27th Jul 1918. Rugby and District Food Control Committee


A meeting of this committee was held on Thursday afternoon last week, when there were present : Messrs T A Wise (chairman), H Tarbox (vice-chairman), Mrs Dewar, Mrs Shelley, Mrs Townsend, Messrs G Cooke, C Gay, J Cripps, A Humphrey, R Griffin, T Ewart, and J H Mellor.

The Chairman referred to the suggestion made by the Rugby Magistrates that the committee should provide price lists, and charge retailers a small sum for them and the Executive Officer (Mr F M Burton) was directed to write to the Commissioner for advise on the question,

Mr T E Smart, the representative of the Crick Rural Council, wrote stating that, as he had taken up land work under Sir Auckland Geddes’ scheme for men over 45, he wished to resign his position on the committee.—The Chairman expressed regret at this announcement and a cordial vote of thanks was. accorded Mr Smart for his past services.
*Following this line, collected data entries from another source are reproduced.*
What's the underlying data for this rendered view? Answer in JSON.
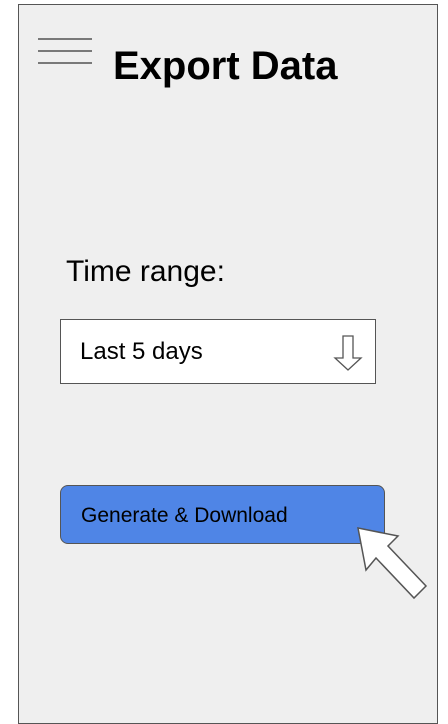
{
  "header": {
    "menu_icon": "hamburger-menu-icon",
    "title": "Export Data"
  },
  "form": {
    "time_range_label": "Time range:",
    "time_range_select": {
      "selected": "Last 5 days",
      "arrow_icon": "arrow-down-icon"
    },
    "generate_button_label": "Generate & Download"
  },
  "pointer": {
    "icon": "mouse-pointer-icon"
  },
  "colors": {
    "background": "#efefef",
    "button": "#4f85e6",
    "border": "#555555"
  }
}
At a recent meeting the Executive Officer was instructed to offer three cheeses which had been surrendered to the committee to the local hospitals, but only one hospital required one, and he asked for instructions regarding the other two.—It was decided to let the Institution have half a cheese, and the remainder is to be distributed by the Rugby Housewives Committee.

The Executive Officer reported that he had written to the Commissioner with reference to the frozen meat recently condemned by the local Medical Officer of Health. The Assistant Commissioner had replied that an effort was made to ensure that all frozen meat was inspected before being despatched from Birmingham. Since July 3rd the inspection had been made more thorough, and such an occurrence was less likely to happen in the future.

Mr Ewart reported that the potatoes purchased by a Yelvertoft baker for bread-making were absolutely unfit for use, and he suggested that permission should be obtained to dispose of them for pig food at the earliest opportunity. Several of the potatoes were produced, some of the samples having more than a dozen sprouts 3 or 4 inches long.—It was stated that application had been made for the purchaser to be compensated and this action was endorsed.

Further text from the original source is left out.